Our hope was in vain because as the sun rose what breeze there was died. 

As we motored home we had no jellyfish to count, just balloons!

Monday, July 9, 2012

Eight Boats Lost from Axmouth

"Welcome to Devon where it rains six days out of seven"

 Well it seems that way at present. This Friday night and through into Saturday the heavens opened and to add to that we had some very big tides; the result was chaos.

We went down to the harbour just before high water and things at first didn't seem too bad.
The water was high but Epenetus was sitting happily on the pontoon

There had been a landslip near the entrance and we now seemed to have a tree in the river

The sea was rough with the wind strong from the South East

The usual rubbish from the MSC Napoli was washing up on the beach, BMW parts, syringes and hypodermic needles.

The walkways to the pontoons were flooded (bit odd going uphill to the boat)

There was the odd car to push out from the flood water but all in all everything was well with the world, if a little wet.

Then the tide turned and the river started to flow

It wasn't long until we had our first casualty on the trots

The flow was putting a lot of pressure on the oldest surviving formed concrete bridge

 Spintail was being dragged out by the current and putting tremendous pressure on the finger pontoon

The pressure was flexing the steel on the main pontoon.

Left unchecked the finger would obviously break free so something had to be done. We managed to float ropes down from B pontoon and secure the finger to the digger on the bank and B pontoon. Whilst we were doing this the luckiest boat of the day came down the river. Under the bridge and past the trots without touching anything whilst dragging its mooring it came to rest when its mooring snagged on something leaving it safely moored in the centre of the river where it stayed untill being moved in the morning.

This Maxim should be renamed Lucky

"D" Pontoon moved with the current and the boat on the end of it "Aquaholic" turned turtle and broke free. Off it went down the river and out to sea upside down. Due to the strength of the South East wind she drifted West and not out to sea eventually washing up at Seaton Hole later that night.

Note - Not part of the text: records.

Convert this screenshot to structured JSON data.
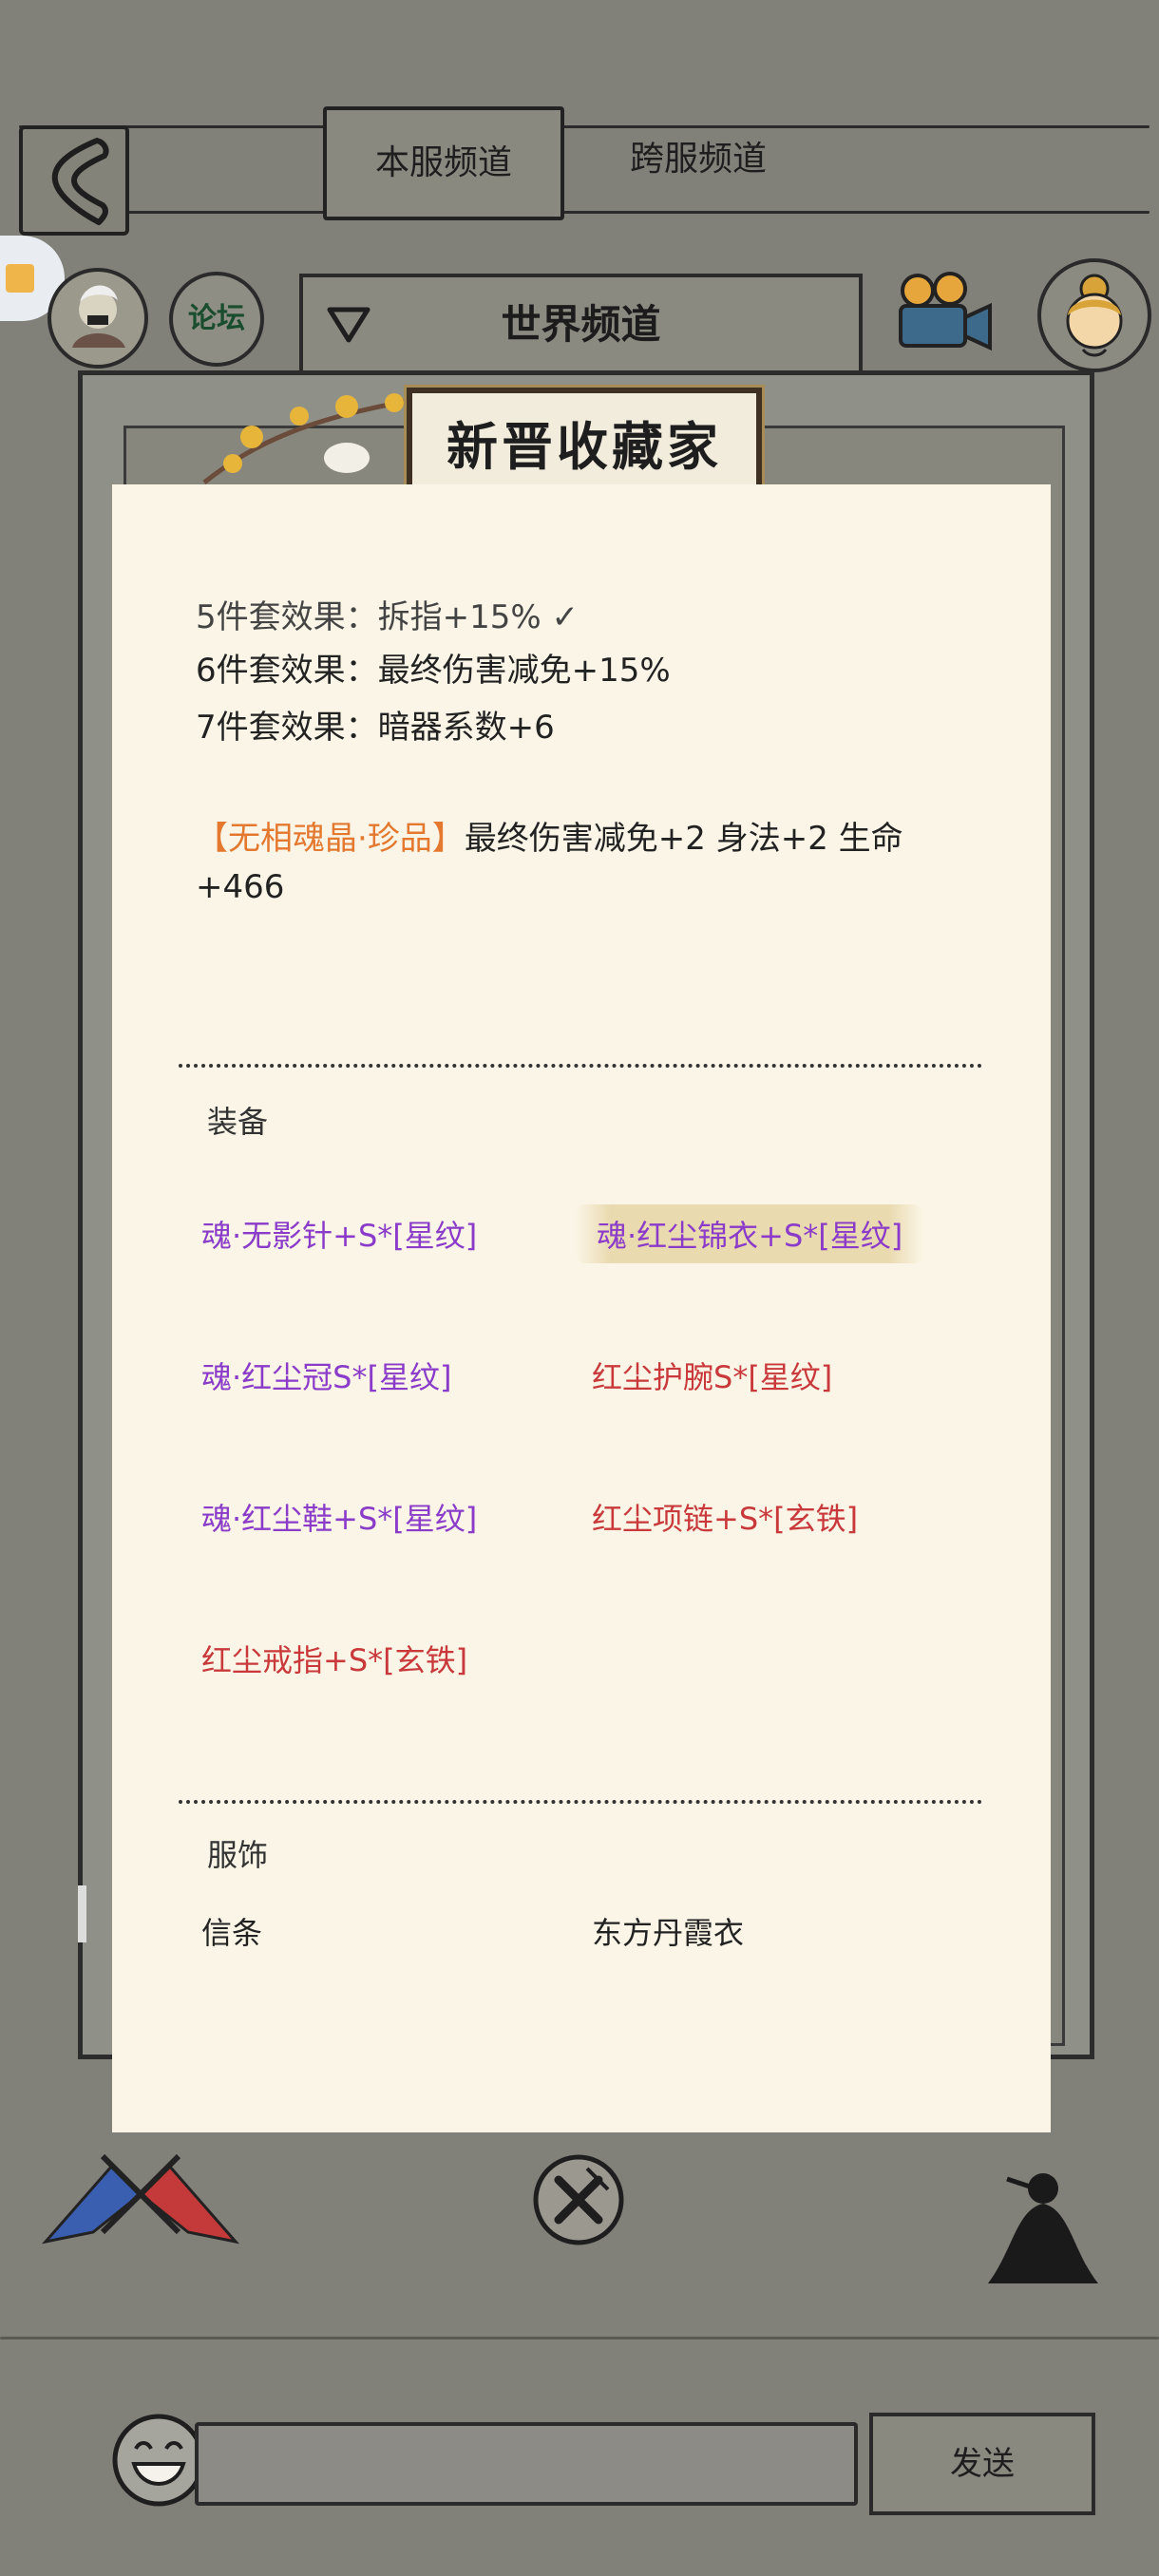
{
  "tabs": {
    "local": "本服频道",
    "cross": "跨服频道"
  },
  "channel": {
    "name": "世界频道",
    "forum_label": "论坛"
  },
  "frame_title": "新晋收藏家",
  "set_effects": {
    "partial": "5件套效果：拆指+15% ✓",
    "six": "6件套效果：最终伤害减免+15%",
    "seven": "7件套效果：暗器系数+6"
  },
  "soul_crystal": {
    "name": "【无相魂晶·珍品】",
    "effect_line1": "最终伤害减免+2 身法+2 生命",
    "effect_line2": "+466"
  },
  "equipment": {
    "title": "装备",
    "items": [
      {
        "label": "魂·无影针+S*[星纹]",
        "color": "#8a3bc9"
      },
      {
        "label": "魂·红尘锦衣+S*[星纹]",
        "color": "#8a3bc9"
      },
      {
        "label": "魂·红尘冠S*[星纹]",
        "color": "#8a3bc9"
      },
      {
        "label": "红尘护腕S*[星纹]",
        "color": "#c9393b"
      },
      {
        "label": "魂·红尘鞋+S*[星纹]",
        "color": "#8a3bc9"
      },
      {
        "label": "红尘项链+S*[玄铁]",
        "color": "#c9393b"
      },
      {
        "label": "红尘戒指+S*[玄铁]",
        "color": "#c9393b"
      }
    ]
  },
  "costume": {
    "title": "服饰",
    "items": [
      {
        "label": "信条"
      },
      {
        "label": "东方丹霞衣"
      }
    ]
  },
  "chat_input": {
    "placeholder": ""
  },
  "send_label": "发送",
  "colors": {
    "background": "#818079",
    "modal": "#faf5e6",
    "soul_orange": "#e3782e"
  }
}
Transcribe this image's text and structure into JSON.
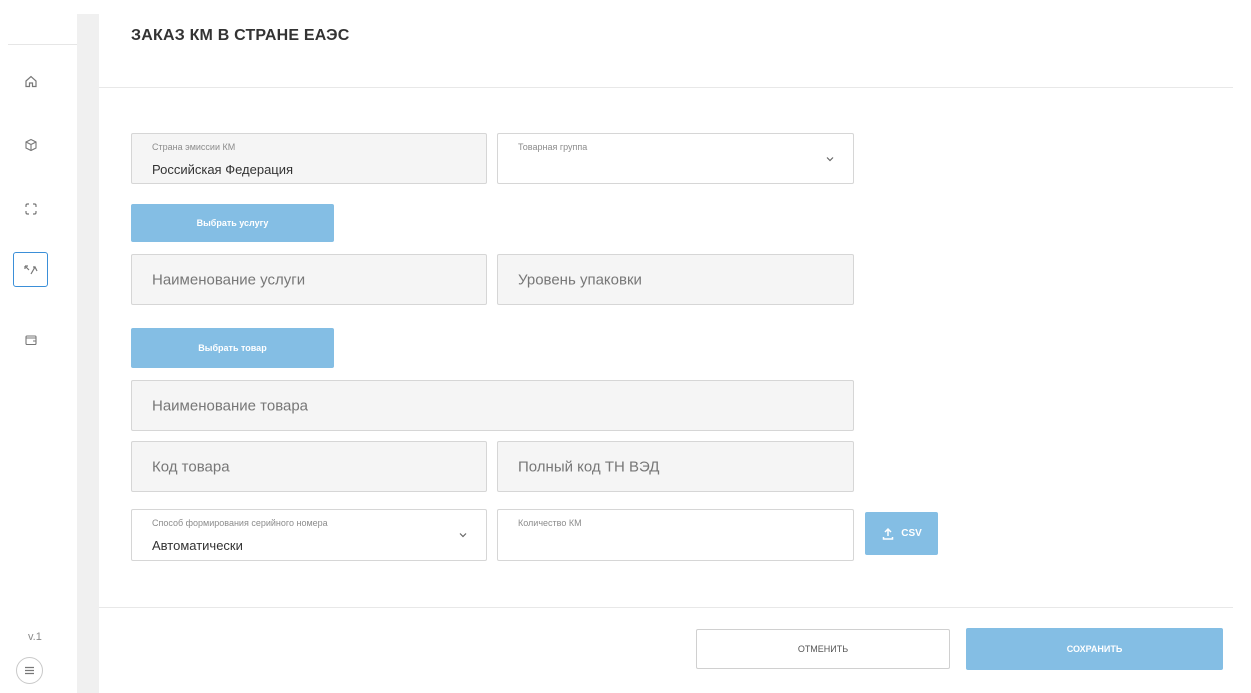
{
  "sidebar": {
    "icons": [
      {
        "name": "home-icon"
      },
      {
        "name": "box-icon"
      },
      {
        "name": "scan-icon"
      },
      {
        "name": "transfer-icon",
        "active": true
      },
      {
        "name": "wallet-icon"
      }
    ],
    "version": "v.1"
  },
  "header": {
    "title": "ЗАКАЗ КМ В СТРАНЕ ЕАЭС"
  },
  "form": {
    "country": {
      "label": "Страна эмиссии КМ",
      "value": "Российская Федерация"
    },
    "product_group": {
      "label": "Товарная группа",
      "value": ""
    },
    "choose_service_label": "Выбрать услугу",
    "service_name_placeholder": "Наименование услуги",
    "package_level_placeholder": "Уровень упаковки",
    "choose_product_label": "Выбрать товар",
    "product_name_placeholder": "Наименование товара",
    "product_code_placeholder": "Код товара",
    "tnved_placeholder": "Полный код ТН ВЭД",
    "serial_method": {
      "label": "Способ формирования серийного номера",
      "value": "Автоматически"
    },
    "km_quantity": {
      "label": "Количество КМ",
      "value": ""
    },
    "csv_label": "CSV"
  },
  "footer": {
    "cancel_label": "ОТМЕНИТЬ",
    "save_label": "СОХРАНИТЬ"
  },
  "colors": {
    "accent": "#84bee4",
    "active_border": "#3b8fd8"
  }
}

As the day went on several other boats broke free from the trots and went out to sea. At one point "Kestrel" a small fishing boat, went out of the river mouth with two sunken boats still fastened too her by the trots which had given way. Amazingly Kestrel eventually washed up at Seaton hole still upright! I can only conclude that the other boats provided a form of keel for her. 

Come high water everything calmed down again but not for long because by 0100 another boat broke free and headed off to sea alone.

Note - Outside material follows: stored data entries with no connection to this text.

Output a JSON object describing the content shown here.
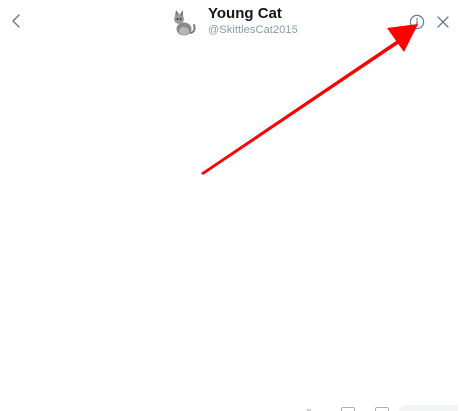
{
  "header": {
    "back_icon": "chevron-left-icon",
    "avatar_icon": "cat-avatar-icon",
    "title": "Young Cat",
    "handle": "@SkittlesCat2015",
    "info_icon": "info-circle-icon",
    "close_icon": "close-icon"
  },
  "annotation": {
    "arrow_color": "#ff0000",
    "arrow_target": "info-button"
  },
  "colors": {
    "background": "#ffffff",
    "title_text": "#14171a",
    "handle_text": "#8a9aa8",
    "icon": "#6b7b88"
  }
}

Come daylight and it was a different world.

The river had settled down and the entrance was now twice as wide as before 

What a gorgeous morning

It was time to start a clear up and recover what we could. Greg's boat had sunk on the pontoon so it had to be recovered. Not a good day for Greg who is away on holiday as his house had flooded as well.

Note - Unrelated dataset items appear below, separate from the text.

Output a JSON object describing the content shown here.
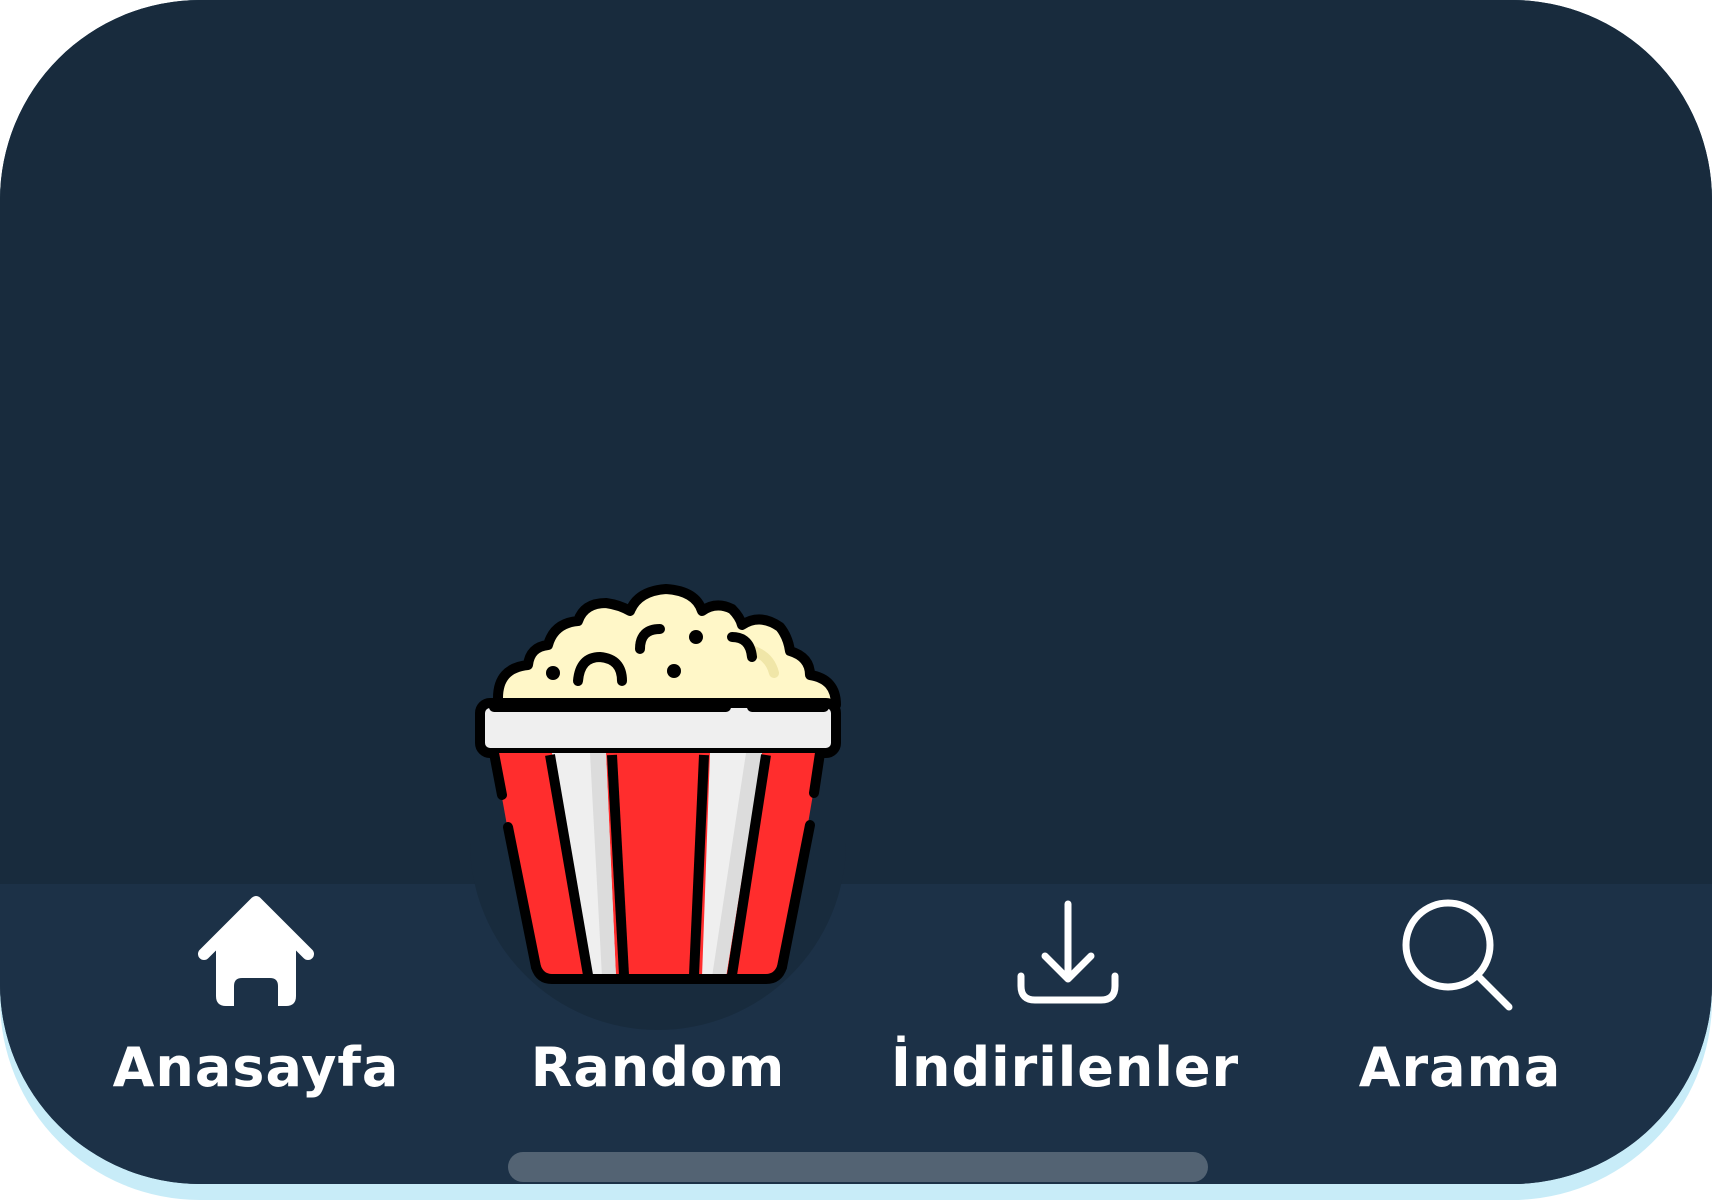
{
  "colors": {
    "background": "#182b3d",
    "tab_bar": "#1c3147",
    "label": "#ffffff",
    "popcorn_red": "#ff2d2d",
    "popcorn_white": "#efefef",
    "popcorn_kernel": "#fff7c8",
    "home_indicator": "#536373"
  },
  "tabs": [
    {
      "label": "Anasayfa",
      "icon": "home-icon"
    },
    {
      "label": "Random",
      "icon": "popcorn-icon"
    },
    {
      "label": "İndirilenler",
      "icon": "download-icon"
    },
    {
      "label": "Arama",
      "icon": "search-icon"
    }
  ]
}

Greg's boat being moved to the slip with the aid of the harbour launch and Angus in his fishing boat

Beached on the slip an awaiting low water

After a cup of tea it was time to head down to Seaton Hole and recover the boats washed up there.

Hard to believe the weather of the previous day

The water was drained from Kestrel and the gravel dug out then with plenty of pairs of hands she was turned around and relaunched 

Battered and bruised but heading back home behind the club rib 

We needed the digger to turn Aquaholic back over

What a state with the wheel house gone and engines smashed

With the tide now falling we towed Aquaholic down the beach using rollers as skids. At Fisherman’s Gap we loaded her onto a trailer by lifting the bow with the digger and winching with the the Landrover winch.

All in all quite a weekend but you have to feel for those who have lost their boats. Nature has its way of showing us from time to time just how powerless we really are.

The news today is that one of the fishermen has found a boat about twelve miles out in the channel, as yet we don't know any more than that but lets hope that its good news for someone.